The other man said nothing, his eyes shifting suspiciously
between Arrowroot and Homans.
“I’m also the mayor of this town, Sir,” Arrowroot continued.
“Welcome to Heligaux, we’re glad to have you. Now, by the power vested
in me, I declare that Ms. Homans needs to refund whatever you paid her
for the services of the girl that tossed you in the drink.”
“Hea’s your deposit back,” Homans said without a moment’s
hesitation, pulling a wad of cash from a vent at the side of her gown.
“But really, Karl, I don’t know what you’re on about, considering what
your mothah used to do.”
“Second, here’s how this is gonna go,” Arrowroot said, smiling,
and he took off his glasses and peered carefully in turn into each
pair of eyes. “You’re going to forget that you ever spoke to that
girl, or attacked her, or got her help with taking that swim in the
river. Okay? And I’m going to forget that you tried to rape her, and
that you –“ he turned toward Homans “and that you did your best to
serve as an accessory to rape. You got all that?”
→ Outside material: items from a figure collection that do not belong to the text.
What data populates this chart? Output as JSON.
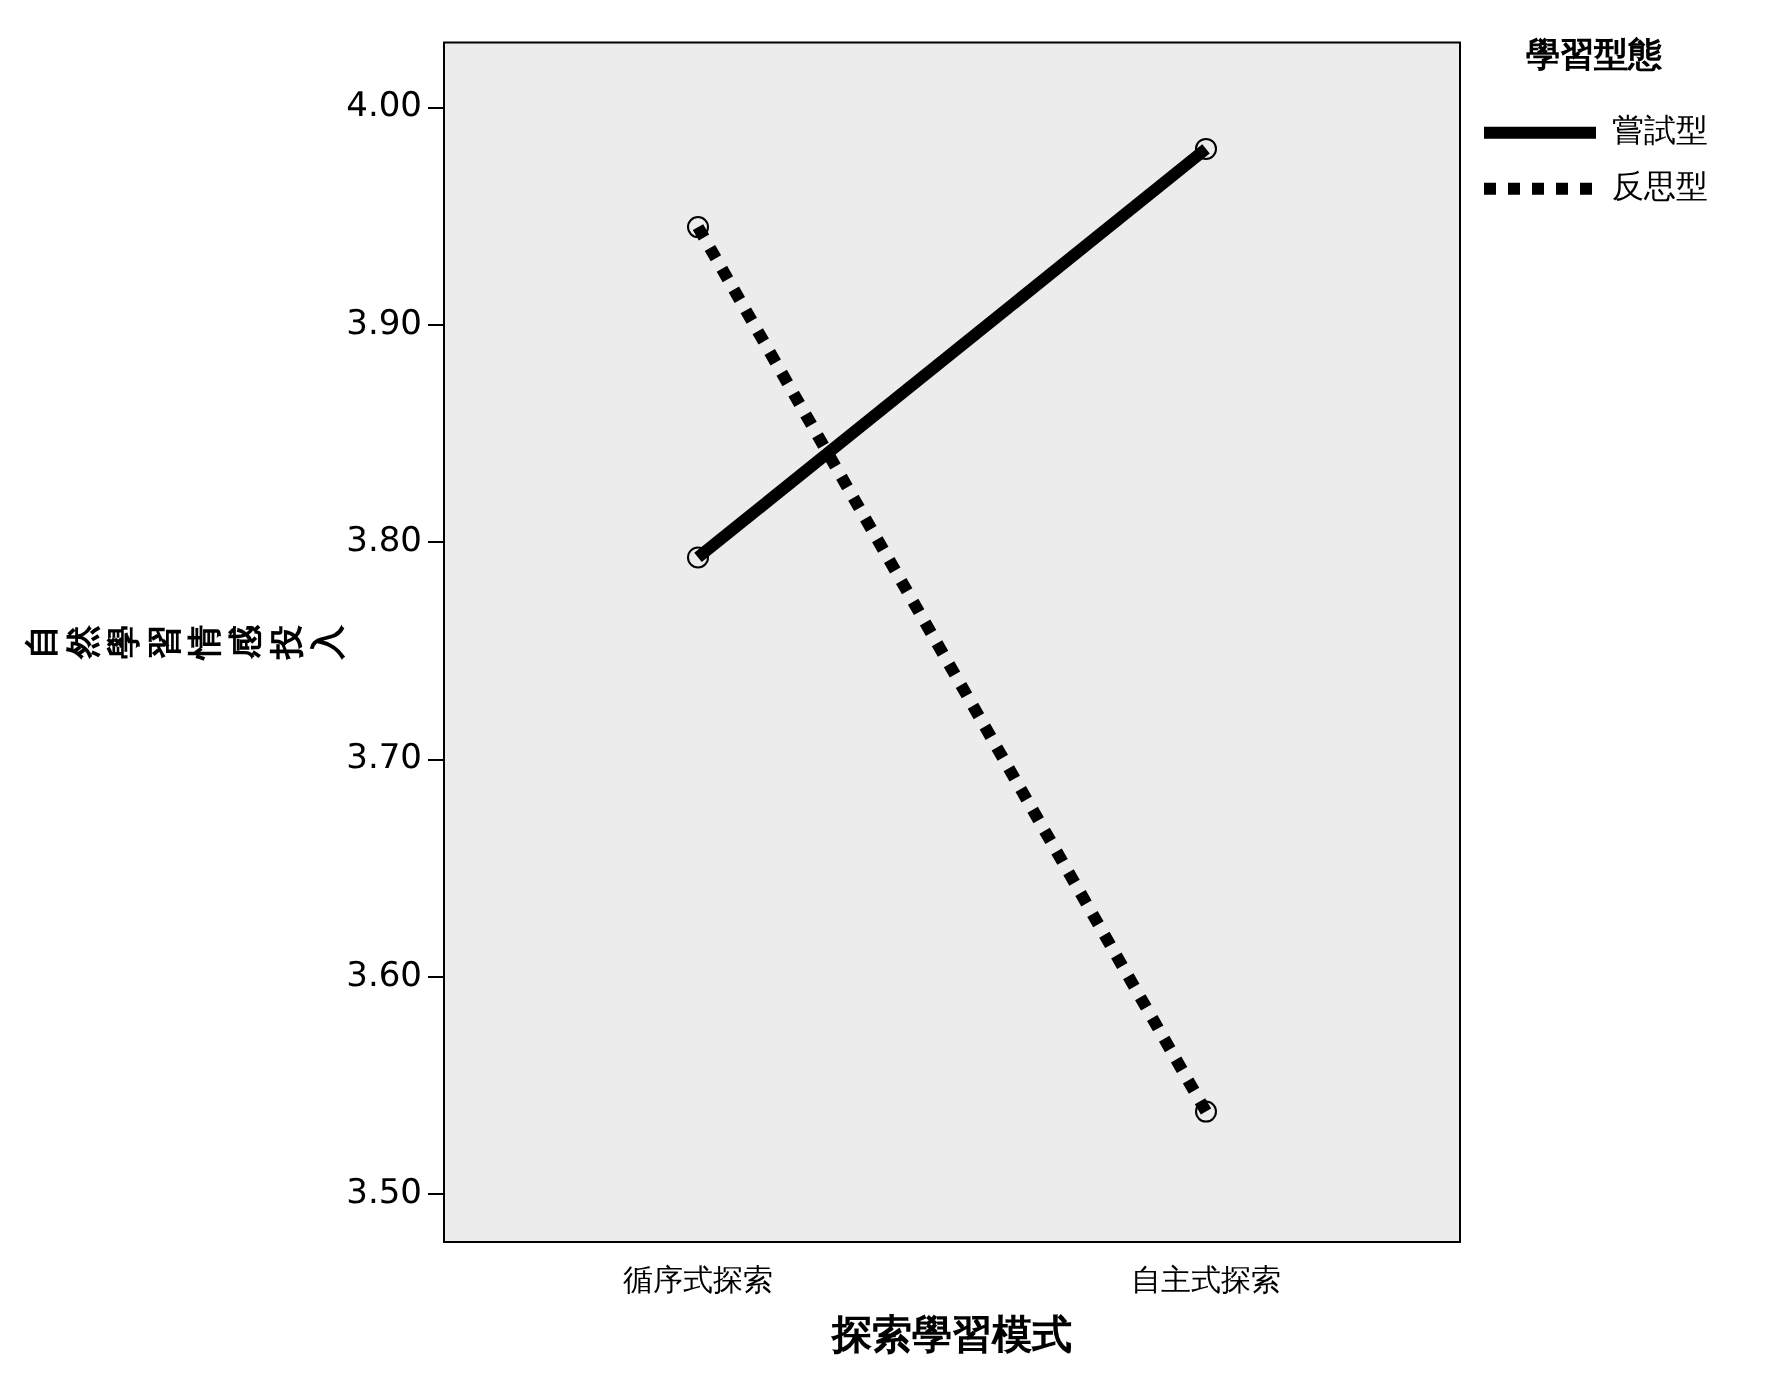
{
  "chart_data": {
    "type": "line",
    "xlabel": "探索學習模式",
    "ylabel": "自然學習情感投入",
    "legend_title": "學習型態",
    "categories": [
      "循序式探索",
      "自主式探索"
    ],
    "series": [
      {
        "name": "嘗試型",
        "color": "#000000",
        "values": [
          3.793,
          3.981
        ],
        "line_style": "solid"
      },
      {
        "name": "反思型",
        "color": "#000000",
        "values": [
          3.945,
          3.538
        ],
        "line_style": "dotted"
      }
    ],
    "ylim": [
      3.478,
      4.03
    ],
    "yticks": [
      {
        "value": 3.5,
        "label": "3.50"
      },
      {
        "value": 3.6,
        "label": "3.60"
      },
      {
        "value": 3.7,
        "label": "3.70"
      },
      {
        "value": 3.8,
        "label": "3.80"
      },
      {
        "value": 3.9,
        "label": "3.90"
      },
      {
        "value": 4.0,
        "label": "4.00"
      }
    ],
    "grid": false,
    "legend": "top right",
    "marker": "circle"
  }
}
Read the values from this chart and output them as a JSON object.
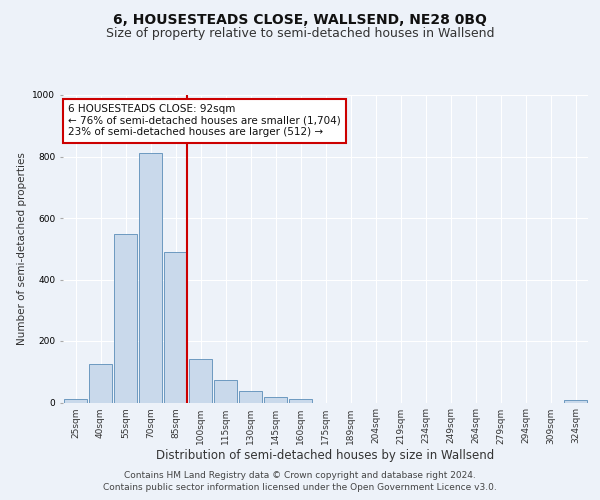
{
  "title": "6, HOUSESTEADS CLOSE, WALLSEND, NE28 0BQ",
  "subtitle": "Size of property relative to semi-detached houses in Wallsend",
  "xlabel": "Distribution of semi-detached houses by size in Wallsend",
  "ylabel": "Number of semi-detached properties",
  "categories": [
    "25sqm",
    "40sqm",
    "55sqm",
    "70sqm",
    "85sqm",
    "100sqm",
    "115sqm",
    "130sqm",
    "145sqm",
    "160sqm",
    "175sqm",
    "189sqm",
    "204sqm",
    "219sqm",
    "234sqm",
    "249sqm",
    "264sqm",
    "279sqm",
    "294sqm",
    "309sqm",
    "324sqm"
  ],
  "values": [
    12,
    125,
    548,
    812,
    490,
    140,
    72,
    37,
    18,
    12,
    0,
    0,
    0,
    0,
    0,
    0,
    0,
    0,
    0,
    0,
    8
  ],
  "bar_color": "#c9d9eb",
  "bar_edge_color": "#5b8db8",
  "property_bin_index": 4,
  "annotation_text_line1": "6 HOUSESTEADS CLOSE: 92sqm",
  "annotation_text_line2": "← 76% of semi-detached houses are smaller (1,704)",
  "annotation_text_line3": "23% of semi-detached houses are larger (512) →",
  "vline_color": "#cc0000",
  "annotation_box_edge_color": "#cc0000",
  "footer_line1": "Contains HM Land Registry data © Crown copyright and database right 2024.",
  "footer_line2": "Contains public sector information licensed under the Open Government Licence v3.0.",
  "ylim": [
    0,
    1000
  ],
  "background_color": "#edf2f9",
  "grid_color": "#ffffff",
  "title_fontsize": 10,
  "subtitle_fontsize": 9,
  "xlabel_fontsize": 8.5,
  "ylabel_fontsize": 7.5,
  "tick_fontsize": 6.5,
  "footer_fontsize": 6.5,
  "annot_fontsize": 7.5
}
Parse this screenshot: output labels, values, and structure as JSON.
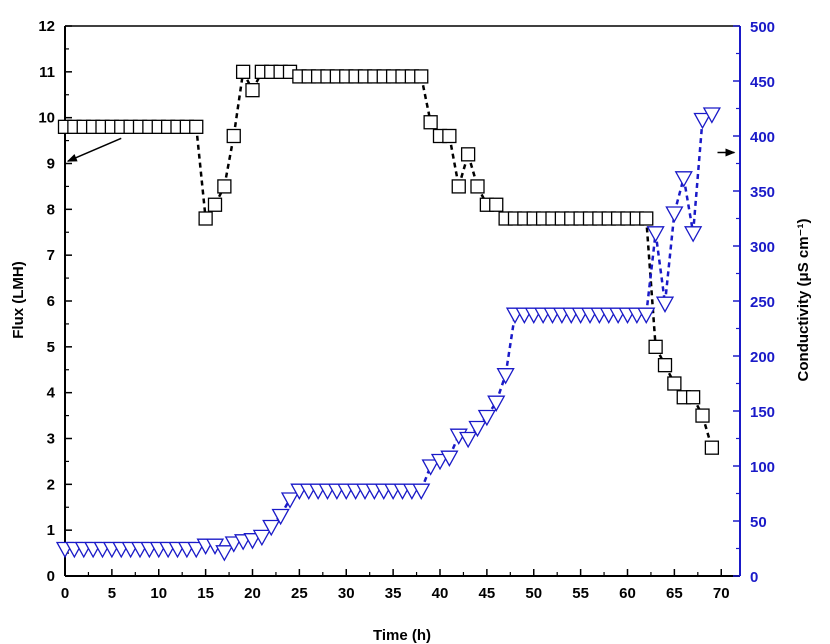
{
  "chart_data": {
    "type": "scatter",
    "xlabel": "Time (h)",
    "ylabel_left": "Flux (LMH)",
    "ylabel_right": "Conductivity (μS cm⁻¹)",
    "xlim": [
      0,
      72
    ],
    "ylim_left": [
      0,
      12
    ],
    "ylim_right": [
      0,
      500
    ],
    "x_ticks": [
      0,
      5,
      10,
      15,
      20,
      25,
      30,
      35,
      40,
      45,
      50,
      55,
      60,
      65,
      70
    ],
    "y_left_ticks": [
      0,
      1,
      2,
      3,
      4,
      5,
      6,
      7,
      8,
      9,
      10,
      11,
      12
    ],
    "y_right_ticks": [
      0,
      50,
      100,
      150,
      200,
      250,
      300,
      350,
      400,
      450,
      500
    ],
    "grid": false,
    "colors": {
      "flux": "#000000",
      "conductivity": "#1a1ac8",
      "right_axis": "#1a1ac8"
    },
    "series": [
      {
        "axis": "left",
        "marker": "square",
        "x": [
          0,
          1,
          2,
          3,
          4,
          5,
          6,
          7,
          8,
          9,
          10,
          11,
          12,
          13,
          14,
          15,
          16,
          17,
          18,
          19,
          20,
          21,
          22,
          23,
          24,
          25,
          26,
          27,
          28,
          29,
          30,
          31,
          32,
          33,
          34,
          35,
          36,
          37,
          38,
          39,
          40,
          41,
          42,
          43,
          44,
          45,
          46,
          47,
          48,
          49,
          50,
          51,
          52,
          53,
          54,
          55,
          56,
          57,
          58,
          59,
          60,
          61,
          62,
          63,
          64,
          65,
          66,
          67,
          68,
          69
        ],
        "y": [
          9.8,
          9.8,
          9.8,
          9.8,
          9.8,
          9.8,
          9.8,
          9.8,
          9.8,
          9.8,
          9.8,
          9.8,
          9.8,
          9.8,
          9.8,
          7.8,
          8.1,
          8.5,
          9.6,
          11.0,
          10.6,
          11.0,
          11.0,
          11.0,
          11.0,
          10.9,
          10.9,
          10.9,
          10.9,
          10.9,
          10.9,
          10.9,
          10.9,
          10.9,
          10.9,
          10.9,
          10.9,
          10.9,
          10.9,
          9.9,
          9.6,
          9.6,
          8.5,
          9.2,
          8.5,
          8.1,
          8.1,
          7.8,
          7.8,
          7.8,
          7.8,
          7.8,
          7.8,
          7.8,
          7.8,
          7.8,
          7.8,
          7.8,
          7.8,
          7.8,
          7.8,
          7.8,
          7.8,
          5.0,
          4.6,
          4.2,
          3.9,
          3.9,
          3.5,
          2.8
        ]
      },
      {
        "axis": "right",
        "marker": "triangle-down",
        "x": [
          0,
          1,
          2,
          3,
          4,
          5,
          6,
          7,
          8,
          9,
          10,
          11,
          12,
          13,
          14,
          15,
          16,
          17,
          18,
          19,
          20,
          21,
          22,
          23,
          24,
          25,
          26,
          27,
          28,
          29,
          30,
          31,
          32,
          33,
          34,
          35,
          36,
          37,
          38,
          39,
          40,
          41,
          42,
          43,
          44,
          45,
          46,
          47,
          48,
          49,
          50,
          51,
          52,
          53,
          54,
          55,
          56,
          57,
          58,
          59,
          60,
          61,
          62,
          63,
          64,
          65,
          66,
          67,
          68,
          69
        ],
        "y": [
          25,
          25,
          25,
          25,
          25,
          25,
          25,
          25,
          25,
          25,
          25,
          25,
          25,
          25,
          25,
          28,
          28,
          22,
          30,
          32,
          33,
          36,
          45,
          55,
          70,
          78,
          78,
          78,
          78,
          78,
          78,
          78,
          78,
          78,
          78,
          78,
          78,
          78,
          78,
          100,
          105,
          108,
          128,
          125,
          135,
          145,
          158,
          183,
          238,
          238,
          238,
          238,
          238,
          238,
          238,
          238,
          238,
          238,
          238,
          238,
          238,
          238,
          238,
          312,
          248,
          330,
          362,
          312,
          415,
          420
        ]
      }
    ],
    "annotations": [
      {
        "text": "",
        "arrow": "points-left",
        "target_axis": "left"
      },
      {
        "text": "",
        "arrow": "points-right",
        "target_axis": "right"
      }
    ]
  }
}
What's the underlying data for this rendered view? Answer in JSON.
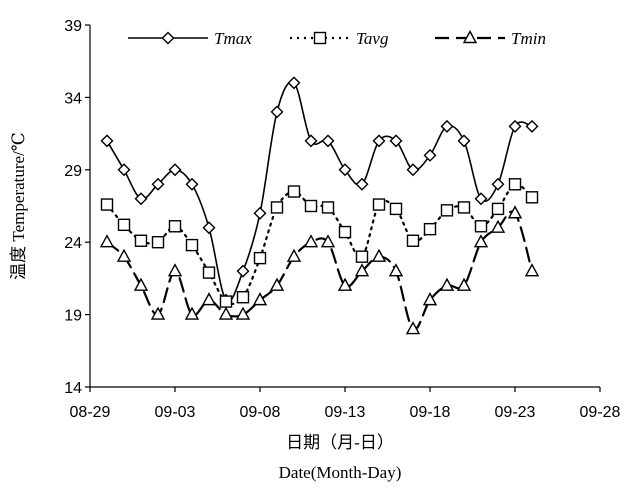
{
  "chart_data": {
    "type": "line",
    "xlabel_cn": "日期（月-日）",
    "xlabel_en": "Date(Month-Day)",
    "ylabel": "温度 Temperature/℃",
    "y_ticks": [
      "14",
      "19",
      "24",
      "29",
      "34",
      "39"
    ],
    "x_ticks": [
      "08-29",
      "09-03",
      "09-08",
      "09-13",
      "09-18",
      "09-23",
      "09-28"
    ],
    "ylim": [
      14,
      39
    ],
    "xlim_days": [
      0,
      30
    ],
    "x_days": [
      1,
      2,
      3,
      4,
      5,
      6,
      7,
      8,
      9,
      10,
      11,
      12,
      13,
      14,
      15,
      16,
      17,
      18,
      19,
      20,
      21,
      22,
      23,
      24,
      25,
      26
    ],
    "series": [
      {
        "name": "Tmax",
        "marker": "diamond",
        "style": "solid",
        "values": [
          31,
          29,
          27,
          28,
          29,
          28,
          25,
          20,
          22,
          26,
          33,
          35,
          31,
          31,
          29,
          28,
          31,
          31,
          29,
          30,
          32,
          31,
          27,
          28,
          32,
          32
        ]
      },
      {
        "name": "Tavg",
        "marker": "square",
        "style": "dotted",
        "values": [
          26.6,
          25.2,
          24.1,
          24.0,
          25.1,
          23.8,
          21.9,
          19.9,
          20.2,
          22.9,
          26.4,
          27.5,
          26.5,
          26.4,
          24.7,
          23.0,
          26.6,
          26.3,
          24.1,
          24.9,
          26.2,
          26.4,
          25.1,
          26.3,
          28.0,
          27.1
        ]
      },
      {
        "name": "Tmin",
        "marker": "triangle",
        "style": "dashed",
        "values": [
          24,
          23,
          21,
          19,
          22,
          19,
          20,
          19,
          19,
          20,
          21,
          23,
          24,
          24,
          21,
          22,
          23,
          22,
          18,
          20,
          21,
          21,
          24,
          25,
          26,
          22
        ]
      }
    ],
    "grid": false,
    "legend": "top"
  }
}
He was greeted with silence and angry stares, but he knew they
understood. “Now, if being charged with rape doesn’t scare you, that
girl should,” he said, and he turned to Mr. Franklin. “She shook you
like a dog shakes an old sock,” he said. “You’re damned lucky she
didn’t do worse than give you a bath.”
Arrowroot turned and strode into the hotel, his hand shaking
against the door as he pushed it open.